Cervantes fue un autodidacto que aprendió a leer recogiendo en las calles pedazos de papel impreso. Su padre, un boticario sangrador, fue a la cárcel por deudas.

Cervantes viajó a Italia y navegó por el Mediterráneo, combatió en Lepanto y fue prisionero en Argel, organizó varias fallidas escapatorias y finalmente fue rescatado, mediante pago, y buscó inútilmente un acomodo en la burocracia real hasta que se ubicó en la intendencia de la armada.

Tanto Hamlet como Don Quijote son delirantes enajenados que no logran situarse dentro del contexto social en que residen. Ambos desafían su entorno y son derrotados por él. Ambos pretenden alcanzar un inexistente orbe armónico y se frustran en su empeño. Ambos son idealistas abrumados por su nobleza de espíritu. Ambos rechazan el absurdo de una sociedad donde los cuerdos pasan por orates.
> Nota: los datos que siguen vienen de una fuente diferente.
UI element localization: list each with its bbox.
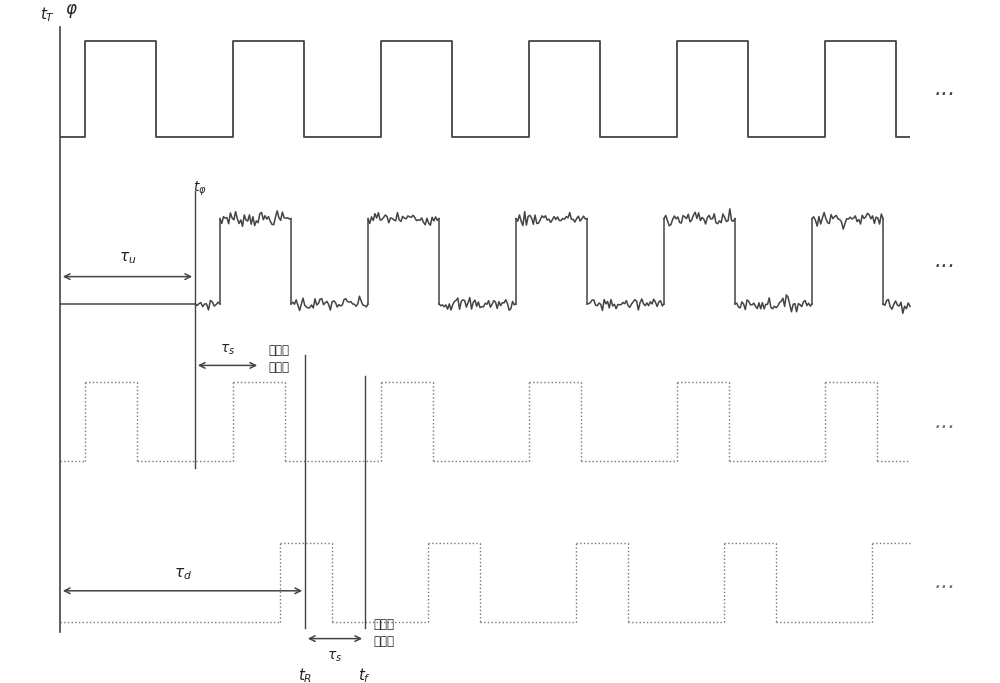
Text: $\tau_s$: $\tau_s$ <box>220 342 235 357</box>
Text: $\tau_u$: $\tau_u$ <box>119 251 136 266</box>
Text: ...: ... <box>935 79 956 99</box>
Text: $t_R$: $t_R$ <box>298 666 312 683</box>
Text: $t_\varphi$: $t_\varphi$ <box>193 180 207 198</box>
Text: $t_T$: $t_T$ <box>40 5 55 24</box>
Text: $\tau_s$: $\tau_s$ <box>327 650 343 664</box>
Text: ...: ... <box>935 572 956 592</box>
Text: 遥测帧
头起点: 遥测帧 头起点 <box>373 618 394 648</box>
Text: ...: ... <box>935 251 956 271</box>
Text: $\tau_d$: $\tau_d$ <box>174 566 191 582</box>
Text: $t_f$: $t_f$ <box>358 666 372 683</box>
Text: ...: ... <box>935 412 956 432</box>
Text: 遥测帧
头起点: 遥测帧 头起点 <box>268 344 289 374</box>
Text: $\varphi$: $\varphi$ <box>65 3 78 20</box>
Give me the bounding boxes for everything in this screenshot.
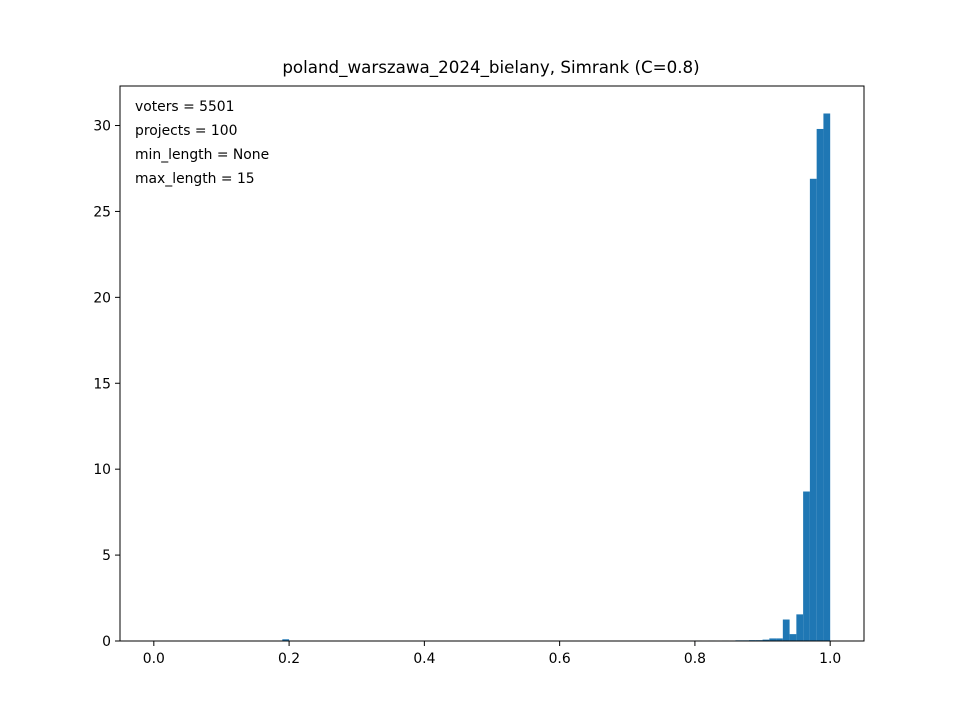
histogram-bar (762, 639, 770, 641)
histogram-bar (809, 178, 817, 641)
x-tick-label: 0.6 (549, 651, 571, 667)
stats-annotation-line: voters = 5501 (135, 99, 234, 115)
plot-frame (119, 85, 865, 642)
histogram-bar (782, 619, 790, 641)
x-tick-label: 0.8 (684, 651, 706, 667)
histogram-bar (769, 638, 777, 641)
y-tick-label: 15 (93, 376, 111, 392)
chart-title: poland_warszawa_2024_bielany, Simrank (C… (282, 57, 699, 78)
histogram-bar (803, 491, 810, 641)
y-axis: 0 5 10 15 20 25 30 (93, 119, 120, 650)
y-tick-label: 20 (93, 290, 111, 306)
y-tick-label: 30 (93, 119, 111, 135)
x-axis: 0.0 0.2 0.4 0.6 0.8 1.0 (143, 641, 841, 667)
stats-annotation: voters = 5501 projects = 100 min_length = … (135, 99, 269, 187)
histogram-bar (789, 634, 797, 641)
y-tick-label: 25 (93, 204, 111, 220)
histogram-bar (816, 128, 824, 641)
stats-annotation-line: max_length = 15 (135, 171, 255, 187)
histogram-bar (776, 638, 783, 641)
histogram-bar (796, 614, 804, 641)
y-tick-label: 10 (93, 462, 111, 478)
stats-annotation-line: projects = 100 (135, 123, 237, 139)
histogram-bar (282, 639, 290, 641)
x-tick-label: 0.2 (278, 651, 300, 667)
y-tick-label: 5 (102, 548, 111, 564)
y-tick-label: 0 (102, 634, 111, 650)
x-tick-label: 1.0 (819, 651, 841, 667)
histogram-bar (823, 113, 831, 642)
x-tick-label: 0.4 (413, 651, 435, 667)
x-tick-label: 0.0 (143, 651, 165, 667)
stats-annotation-line: min_length = None (135, 147, 269, 163)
Tanto Cervantes como Shakespeare se sirvieron de dos idiomas que se hallaban en una etapa de formación y contribuyeron a madurarlo.

En esa época el latín era el idioma oficial de los cultos y gobernantes. La propia reina Isabel I dictó en varias ocasiones conferencias en impecable latín en las universidades de Oxford y Cambridge. El inglés se hallaba en una etapa de transición y tomaba vocablos del español, el francés y el italiano, que eran naciones de gran supremacía.

Shakespeare no fue un intelectual, como lo eran en su tiempo Ben Johnson o Francis Bacon, sino un hombre de negocios. Escribía para ganar dinero, y aprendió su oficio como cualquier panadero o zapatero. Terminó su vida rico, dueño de numerosas propiedades inmuebles y de acciones en los teatros de Londres.

El vigor verbal de Shakespeare, ese flujo de imágenes afortunadas, ese torrente poderoso de palabras, su sensibilidad poética, se debieron a una rapidez mental que podía inventar con celeridad situaciones dramáticas y apoyarlas en un marco de suntuosa expresión oral.

El lenguaje de Cervantes le debe mucho al habla popular, a un oído atento a las expresiones vernaculares y a la tradición de la narrativa oral.

Ahora, cuando han transcurrido casi cuatro siglos de la desaparición de aquellos escritores, se les reconoce haber profundizado en el conocimiento de la idiosincrasia humana y habernos legado testimonios artísticamente bruñidos de la época en que vivieron.

Se valieron de las palabras para expresar estéticamente una visión del decursar terrenal. Como fueron hombres de su tiempo han existido para todos los tiempos.